In earlier times, they drove their trucks as far down the line as a road would permit. After that, their only recourse was to start wearing out some more shoe leather, climbing over fences, crossing creeks, cutting makeshift paths through underbrush and tree stands—walking out the length of a seemingly endless circuit to find the source of a power outage.
Back then, even as it sometimes is nowadays, finding the reason for a power fault often took more time than it did to repair one.
United linemen and line crews occasionally still have to scramble cross-country today to find and repair high-voltage power line connections, but the cooperative’s proficiency in both detecting faults and predicting their probable location across the more than 10,000 miles of service distribution line United maintains has greatly excelled.
The cooperative’s technological advances in fault detection have been a key component in maximizing service reliability, and that is important when responding to myriad outage causes, most of which are out of United’s control. Varying degrees of weather-related events, trees, collisions, mechanical/equipment failure, as well as other factors annually contribute to the scope of power losses across United’s service territory. Since 2012, for example, the co-op has responded to an average of more than 2,000 outages per year, and most of them have been attributed to weather and vegetation.
Coupled with computer and software systems like United’s outage management system (OMS), supervisory control and data acquisition (SCADA) and advanced metering infrastructure that enable the co-op to efficiently track outages and reduce outage downtimes, United’s new fault detection technology arms co-op dispatch teams with an additional diagnostic tool.
At the core of a modern outage management system like United’s is a detailed network model of the co-op’s entire distribution system.

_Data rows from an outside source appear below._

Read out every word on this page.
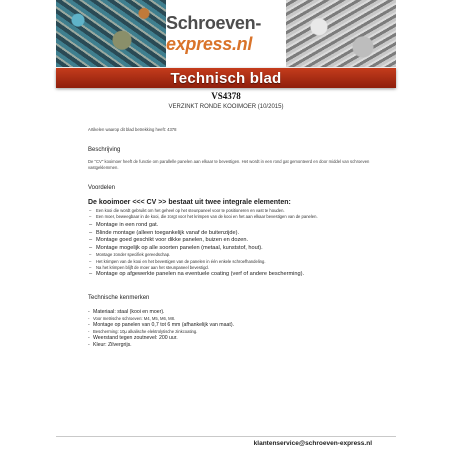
Schroeven-express.nl
Technisch blad
VS4378
VERZINKT RONDE KOOIMOER (10/2015)
Artikelen waarop dit blad betrekking heeft: 4378
Beschrijving
De "CV" kooimoer heeft de functie om parallelle panelen aan elkaar te bevestigen. Het wordt in een rond gat gemonteerd en door middel van schroeven vastgeklemmen.
Voordelen
De kooimoer <<< CV >> bestaat uit twee integrale elementen:
– Een kooi die wordt gebruikt om het geheel op het steunpaneel voor te positioneren en vast te houden.
– Een moer, beweegbaar in de kooi, die zorgt voor het krimpen van de kooi en het aan elkaar bevestigen van de panelen.
– Montage in een rond gat.
– Blinde montage (alleen toegankelijk vanaf de buitenzijde).
– Montage goed geschikt voor dikke panelen, buizen en dozen.
– Montage mogelijk op alle soorten panelen (metaal, kunststof, hout).
– Montage zonder specifiek gereedschap.
– Het krimpen van de kooi en het bevestigen van de panelen in één enkele schroefhandeling.
– Na het krimpen blijft de moer aan het steunpaneel bevestigd.
– Montage op afgewerkte panelen na eventuele coating (verf of andere bescherming).
Technische kenmerken
- Materiaal: staal (kooi en moer).
- Voor metrische schroeven: M4, M5, M6, M8.
- Montage op panelen van 0,7 tot 6 mm (afhankelijk van maat).
- Bescherming: 10µ alkalische elektrolytische zinkcoating.
- Weerstand tegen zoutnevel: 200 uur.
- Kleur: Zilvergrijs.
klantenservice@schroeven-express.nl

The model is specific to GPS coordinates that are assigned to poles, transformers, and other mechanical and material features throughout United’s service territory. The location of outage calls from members is integrated with system modeling to predict more specific outage locations.
Collectively, the different systems can, as noted earlier, predict which transformer, fuse or breaker opened upon failure, and whether a fault might be downstream or upstream of the device. But as good as these processes are, the systems can’t identify the cause or exactly where the problem is—only that a line opened at one of those points. Yet even with those limitations, the applications still work in tandem to help United prioritize restoration efforts with consideration for affected emergency facilities, the size of outages and the number of members impacted.
Michael Lattner, United electrical engineer, P.E., first began to test the accuracy of the new fault location system in 2009. Following that success, the advanced diagnostic tool was fully deployed in 2011 as another valuable dispatch center resource.
Lattner said that while the collaborative systems are not perfect, they have saved a great amount of hide-and-seek time for United’s dispatch center and operations employees.
As a case in point, the program had earlier that day alerted dispatchers of a momentary blink caused at the site of a lightning arrester.
“That fault prediction was accurate to within the same span of line the arrester was located on,” he said. “Technically, the fault didn’t create an outage, and we were basically able to make the repair without incident. Had we not been able to utilize the program in that instance, our linemen would have had to investigate the cause from span-to-span on a stretch of line that was five miles long.
“There have been plenty of other instances where a fault prediction was given on a circuit that might extend 12 miles or more, and the prediction was precise enough to fall within two to three spans of line,” he said. “On occasions like that, the predictive software cut hours off the search for the problem and sped up the restoration process.”
Lattner said fault detection is just another one of the many tools the cooperative uses to enhance responsiveness to power outages, and predictions are often refined while operations crews are en route to an outage site.
Unless an outage is caused by a high-impedance fault (more often than not due to line contact from a tree or vegetation), Lattner said fault predictions are becoming more accurate all the time.
“We already have SCADA automation in our devices because we need to know when they open and break a circuit. So, the additional software we now employ to make fault predictions is huge. The benefit—cost ratio is huge. For something that utilizes tools that we already have in place, the time-saving advantages are amazing,” he said. So, the benefit to cost ratio for the advanced software we now employ to make fault predictions is huge, and the time-saving advantages are amazing,” he said.
“Another asset we are beginning to deploy are low-cost fault indicators that are attached to power lines and that connect with our SCADA system via cellular communication technology,” Lattner added. “These devices will further our capability for identifying and isolating the location of the fault, whether up or down line from the transmitters.”
But despite his overwhelming confidence that all those measures do enhance United’s system reliability and the cooperative’s responsiveness to outages, Lattner alluded to an assessment held by most industry professionals—that finding a dependable, acceptable and lasting method for keeping trees out of power lines along utility rights-of-ways would be a game-changer for any electric service provider and the consumers it serves.
His candid appraisal was timely enough because, as is the case with many other facets of the cooperative’s operations, United is working now to develop a more efficient, more sustainable, method for that essential maintenance process, too.